- Born: October 1, 1958 (age 67) Chōfu, Japan
- Genres: J-pop; electropop; jazz; city pop; chiptune; video game music;
- Occupations: Bassist; composer; record producer;
- Instrument: Bass guitar
- Years active: 1988–present
- Labels: Universal Music Japan, Universal Republic Records
- Member of: Dreams Come True
- Website: blog.dctgarden.com

= Masato Nakamura =

Japanese musician (born 1958)

Masato Nakamura (中村 正人, Nakamura Masato) is a Japanese musician, bass guitarist, and record producer. He is a member of the J-pop band Dreams Come True, which was formed in 1988 and went on to sell over 50 million CDs. He also composed the soundtracks for the video games Sonic the Hedgehog (1991) and Sonic the Hedgehog 2 (1992).

==Career==
Nakamura was originally a session musician before forming the "Cha-Cha & Audrey's Project" with Miwa Yoshida. In 1988, they formed the band Dreams Come True along with keyboardist Takahiro Nishikawa. In July 2002, he founded the record company "DCT Records" with Yoshida. They now serve as executive producers. Nakamura composes much of the catalog for Dreams Come True and arranges almost all of it.
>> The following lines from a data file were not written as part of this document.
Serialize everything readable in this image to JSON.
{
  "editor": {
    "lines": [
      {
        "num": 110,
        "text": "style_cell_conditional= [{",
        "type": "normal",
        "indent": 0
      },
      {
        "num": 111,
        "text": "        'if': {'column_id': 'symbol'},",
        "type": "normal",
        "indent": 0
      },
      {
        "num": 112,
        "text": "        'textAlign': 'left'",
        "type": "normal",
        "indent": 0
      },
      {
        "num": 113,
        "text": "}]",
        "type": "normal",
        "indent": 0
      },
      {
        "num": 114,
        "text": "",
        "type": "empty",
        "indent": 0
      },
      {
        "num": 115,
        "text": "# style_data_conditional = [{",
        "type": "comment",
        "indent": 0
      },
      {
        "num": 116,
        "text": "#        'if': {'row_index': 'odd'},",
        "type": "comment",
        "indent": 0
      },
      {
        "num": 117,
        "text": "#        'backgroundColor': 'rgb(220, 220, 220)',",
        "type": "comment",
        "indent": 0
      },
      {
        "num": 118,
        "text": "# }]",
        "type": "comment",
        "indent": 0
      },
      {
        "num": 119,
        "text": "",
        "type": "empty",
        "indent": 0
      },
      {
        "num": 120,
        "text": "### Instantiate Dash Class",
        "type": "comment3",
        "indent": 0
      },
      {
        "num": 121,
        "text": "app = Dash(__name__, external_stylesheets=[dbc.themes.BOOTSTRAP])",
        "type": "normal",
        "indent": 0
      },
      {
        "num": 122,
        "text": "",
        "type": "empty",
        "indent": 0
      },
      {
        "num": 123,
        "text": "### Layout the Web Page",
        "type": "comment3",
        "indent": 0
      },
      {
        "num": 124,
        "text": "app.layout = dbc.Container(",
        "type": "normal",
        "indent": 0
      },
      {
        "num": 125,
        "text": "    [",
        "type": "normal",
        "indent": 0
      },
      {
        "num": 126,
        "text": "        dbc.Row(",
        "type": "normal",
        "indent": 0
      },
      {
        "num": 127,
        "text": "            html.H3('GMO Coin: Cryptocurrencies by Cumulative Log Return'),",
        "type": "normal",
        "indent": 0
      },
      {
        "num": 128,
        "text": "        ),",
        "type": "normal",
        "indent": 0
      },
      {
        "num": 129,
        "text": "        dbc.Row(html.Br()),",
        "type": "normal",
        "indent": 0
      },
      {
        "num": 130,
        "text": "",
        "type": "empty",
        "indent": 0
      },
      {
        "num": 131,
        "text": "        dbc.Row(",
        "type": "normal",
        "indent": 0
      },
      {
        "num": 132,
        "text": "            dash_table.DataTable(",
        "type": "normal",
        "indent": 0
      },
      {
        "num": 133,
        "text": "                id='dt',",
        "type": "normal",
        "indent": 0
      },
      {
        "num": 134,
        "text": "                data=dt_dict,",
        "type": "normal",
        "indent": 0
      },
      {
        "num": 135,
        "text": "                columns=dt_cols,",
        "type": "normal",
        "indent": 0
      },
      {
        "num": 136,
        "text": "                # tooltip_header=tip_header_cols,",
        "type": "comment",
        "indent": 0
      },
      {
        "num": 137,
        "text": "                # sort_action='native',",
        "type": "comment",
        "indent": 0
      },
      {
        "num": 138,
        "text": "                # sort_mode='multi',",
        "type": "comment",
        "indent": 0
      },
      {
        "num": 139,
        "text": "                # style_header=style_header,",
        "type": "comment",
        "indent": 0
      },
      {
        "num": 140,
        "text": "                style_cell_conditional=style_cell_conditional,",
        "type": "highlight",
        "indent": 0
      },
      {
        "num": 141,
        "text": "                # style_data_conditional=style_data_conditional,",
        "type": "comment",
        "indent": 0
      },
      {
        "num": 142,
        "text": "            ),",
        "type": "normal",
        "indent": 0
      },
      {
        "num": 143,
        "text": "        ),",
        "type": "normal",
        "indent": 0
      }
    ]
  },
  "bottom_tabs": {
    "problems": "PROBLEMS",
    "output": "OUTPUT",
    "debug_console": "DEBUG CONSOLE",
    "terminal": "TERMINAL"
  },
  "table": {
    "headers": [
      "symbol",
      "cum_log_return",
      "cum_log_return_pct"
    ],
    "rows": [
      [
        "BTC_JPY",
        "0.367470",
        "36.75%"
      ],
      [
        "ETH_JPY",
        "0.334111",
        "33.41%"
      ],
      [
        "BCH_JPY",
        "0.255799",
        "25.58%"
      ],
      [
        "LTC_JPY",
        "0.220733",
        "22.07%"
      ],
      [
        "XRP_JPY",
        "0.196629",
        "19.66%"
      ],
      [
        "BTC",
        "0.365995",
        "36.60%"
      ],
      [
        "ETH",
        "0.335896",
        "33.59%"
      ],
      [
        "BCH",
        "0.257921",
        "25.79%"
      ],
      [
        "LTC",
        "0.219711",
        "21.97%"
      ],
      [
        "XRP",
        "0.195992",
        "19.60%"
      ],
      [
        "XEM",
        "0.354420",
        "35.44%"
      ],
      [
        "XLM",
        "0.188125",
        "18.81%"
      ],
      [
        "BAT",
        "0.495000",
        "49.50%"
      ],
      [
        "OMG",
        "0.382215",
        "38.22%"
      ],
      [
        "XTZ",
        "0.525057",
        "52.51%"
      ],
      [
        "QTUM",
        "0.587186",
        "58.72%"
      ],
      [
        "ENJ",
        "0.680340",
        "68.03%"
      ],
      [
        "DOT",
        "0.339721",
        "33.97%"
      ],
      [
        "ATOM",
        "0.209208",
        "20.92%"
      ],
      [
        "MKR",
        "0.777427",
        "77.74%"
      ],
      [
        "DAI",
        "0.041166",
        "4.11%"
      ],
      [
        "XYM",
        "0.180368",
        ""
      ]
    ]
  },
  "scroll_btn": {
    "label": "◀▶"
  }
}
On June 22, 2008, he married Mākii, the 20-year-old former lead vocalist of the Japanese rock band, High and Mighty Color.

===Sonic the Hedgehog ===
Nakamura was picked by Sega to compose the music for the original Sonic the Hedgehog early in 1990. Later that year on 7 November, the game was revealed for the first time by being painted on the side of Dream Come True's tour bus. He was also in the middle of recording the band's fourth album, Million Kisses during Sonic the Hedgehog, and their fifth album, The Swinging Star during Sonic the Hedgehog 2.

In 2006, Nakamura contributed a remixed version of the ending theme from Sonic the Hedgehog 2, "Sweet Sweet Sweet", for the 2006 game Sonic the Hedgehog.

In 2022, Nakamura voiced the Siberian champion in the Japanese dub of the Sonic the Hedgehog 2 film.